If Chen stays in office, what might he do? Not much. Despite his assertion that he reflects on his troubles "three times a day," it seems fair to assume that political survival consumes most of his attention. The legacy Chen hoped to leave was constitutional reform, but the prospect of major revision - especially changes that would antagonize the PRC - is remote. Getting a radical revision through the Blue-dominated legislature would be impossible, and there is no way that a president with approval ratings hovering around 20 percent could mobilize a popular movement for reform outside of the legal process. If there is a constitutional revision in the next two years, it is likely to reflect the interests of Blue and Green legislators, not Chen's ideology.
If Chen leaves office, what happens then? Vice President Annette Lu has a reputation as an ideologue on cross-Strait issues; she is also said to be mercurial. No wonder some observers are worried. Still, the fact that Lu would succeed Chen seems not to trouble the pro-resignation forces. A number of Blue politicians have said explicitly they have no objection to President Lu: they just want Chen out. They are confident that the same forces that constrain Chen - most notably the Blues' legislative majority and the DPP's sagging popularity - would constrain Lu equally. Nor is it likely that 16 months in the presidential office would give Lu, who has few allies within her party, enough momentum to win the DPP's presidential nomination in 2008, much less the election.
What's the outlook for 2008? One might imagine that the DPP's misfortunes would be an opportunity for the KMT to strengthen its position. In fact, however, the KMT is in almost as much disarray as the DPP. For months, Blue politicians have been thrashing KMT favorite Ma Ying-jeou. In June, James Soong and others dragged Ma into the recall movement against his better judgment, making him look unprincipled and indecisive. To "reward" Ma's cooperation, Soong threw his own hat in the ring for the Taipei mayoral election, potentially splitting the Blue vote. Most recently, Ma has faced allegations of corruption in his office (the case is a miniature version of the charges facing Chen) and open calls for twice-defeated candidate Lien Chan to challenge Ma for the party's presidential nomination in 2008.
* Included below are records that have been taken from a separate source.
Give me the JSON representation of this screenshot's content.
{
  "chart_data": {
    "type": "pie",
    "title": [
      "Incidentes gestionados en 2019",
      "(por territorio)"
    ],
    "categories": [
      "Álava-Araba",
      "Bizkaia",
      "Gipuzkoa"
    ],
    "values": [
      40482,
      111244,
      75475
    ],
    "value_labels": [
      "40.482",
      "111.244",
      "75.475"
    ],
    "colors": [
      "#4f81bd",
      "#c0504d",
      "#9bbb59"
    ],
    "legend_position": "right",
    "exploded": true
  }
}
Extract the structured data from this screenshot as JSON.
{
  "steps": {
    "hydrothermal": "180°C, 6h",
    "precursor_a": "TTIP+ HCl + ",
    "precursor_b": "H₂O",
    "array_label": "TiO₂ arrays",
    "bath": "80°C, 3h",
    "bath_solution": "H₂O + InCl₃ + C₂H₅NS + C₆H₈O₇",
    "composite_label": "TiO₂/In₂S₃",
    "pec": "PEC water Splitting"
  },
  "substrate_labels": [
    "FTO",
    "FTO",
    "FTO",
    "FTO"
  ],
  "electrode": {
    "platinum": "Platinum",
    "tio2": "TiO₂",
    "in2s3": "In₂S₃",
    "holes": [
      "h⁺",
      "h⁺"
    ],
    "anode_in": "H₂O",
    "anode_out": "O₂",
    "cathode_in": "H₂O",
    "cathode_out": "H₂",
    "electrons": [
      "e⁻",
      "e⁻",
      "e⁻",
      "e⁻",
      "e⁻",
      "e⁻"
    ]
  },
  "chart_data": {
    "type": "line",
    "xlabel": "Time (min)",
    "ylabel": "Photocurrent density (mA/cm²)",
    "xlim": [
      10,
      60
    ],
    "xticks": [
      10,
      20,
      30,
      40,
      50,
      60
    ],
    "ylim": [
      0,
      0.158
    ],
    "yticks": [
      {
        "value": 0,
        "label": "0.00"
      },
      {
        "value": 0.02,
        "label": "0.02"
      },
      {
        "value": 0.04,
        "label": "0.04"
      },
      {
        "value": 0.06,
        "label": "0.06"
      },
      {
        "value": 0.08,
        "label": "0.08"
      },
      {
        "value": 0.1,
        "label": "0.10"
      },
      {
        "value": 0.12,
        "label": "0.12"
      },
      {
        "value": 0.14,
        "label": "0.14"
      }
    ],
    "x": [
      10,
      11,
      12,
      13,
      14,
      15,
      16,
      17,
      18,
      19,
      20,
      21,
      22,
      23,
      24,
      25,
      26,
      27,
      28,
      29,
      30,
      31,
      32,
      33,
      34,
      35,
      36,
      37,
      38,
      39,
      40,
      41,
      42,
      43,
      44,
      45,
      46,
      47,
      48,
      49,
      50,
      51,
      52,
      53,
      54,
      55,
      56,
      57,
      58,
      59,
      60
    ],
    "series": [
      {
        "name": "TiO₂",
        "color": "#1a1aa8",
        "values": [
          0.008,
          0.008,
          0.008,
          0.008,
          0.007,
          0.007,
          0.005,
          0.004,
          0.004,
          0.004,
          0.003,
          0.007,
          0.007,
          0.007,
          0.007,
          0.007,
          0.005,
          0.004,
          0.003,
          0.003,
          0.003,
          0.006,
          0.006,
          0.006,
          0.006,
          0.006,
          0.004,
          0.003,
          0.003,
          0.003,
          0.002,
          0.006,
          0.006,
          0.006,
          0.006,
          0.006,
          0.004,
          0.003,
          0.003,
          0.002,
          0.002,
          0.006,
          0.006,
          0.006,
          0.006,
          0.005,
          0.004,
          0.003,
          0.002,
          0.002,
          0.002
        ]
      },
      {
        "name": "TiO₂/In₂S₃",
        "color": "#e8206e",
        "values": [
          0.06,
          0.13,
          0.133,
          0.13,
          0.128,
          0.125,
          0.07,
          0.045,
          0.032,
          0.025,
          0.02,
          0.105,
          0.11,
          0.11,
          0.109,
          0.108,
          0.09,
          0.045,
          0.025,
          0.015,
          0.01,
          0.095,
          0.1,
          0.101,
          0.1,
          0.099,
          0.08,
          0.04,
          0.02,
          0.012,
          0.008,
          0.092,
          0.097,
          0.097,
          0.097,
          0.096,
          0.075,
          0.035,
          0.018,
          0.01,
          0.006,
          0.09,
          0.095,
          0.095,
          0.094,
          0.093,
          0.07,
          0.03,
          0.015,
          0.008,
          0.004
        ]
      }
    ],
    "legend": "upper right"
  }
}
The only presidential contender who might be able to gain from the chaos is Premier Su, who has quietly conducted the business of government for almost a year. Although it's not clear whether voters will credit Su, he has kept things running through extraordinary political upheavals. Over the summer, Su's government achieved significant progress in cross-Strait relations, expanding direct passenger charter flights during holidays, opening direct cargo charter flights, and creating a mechanism for negotiating tourism-related issues with the PRC. If the KMT cannot unify its message, Su could come out of this annus horribilis looking like the closest thing Taiwan has to adult supervision.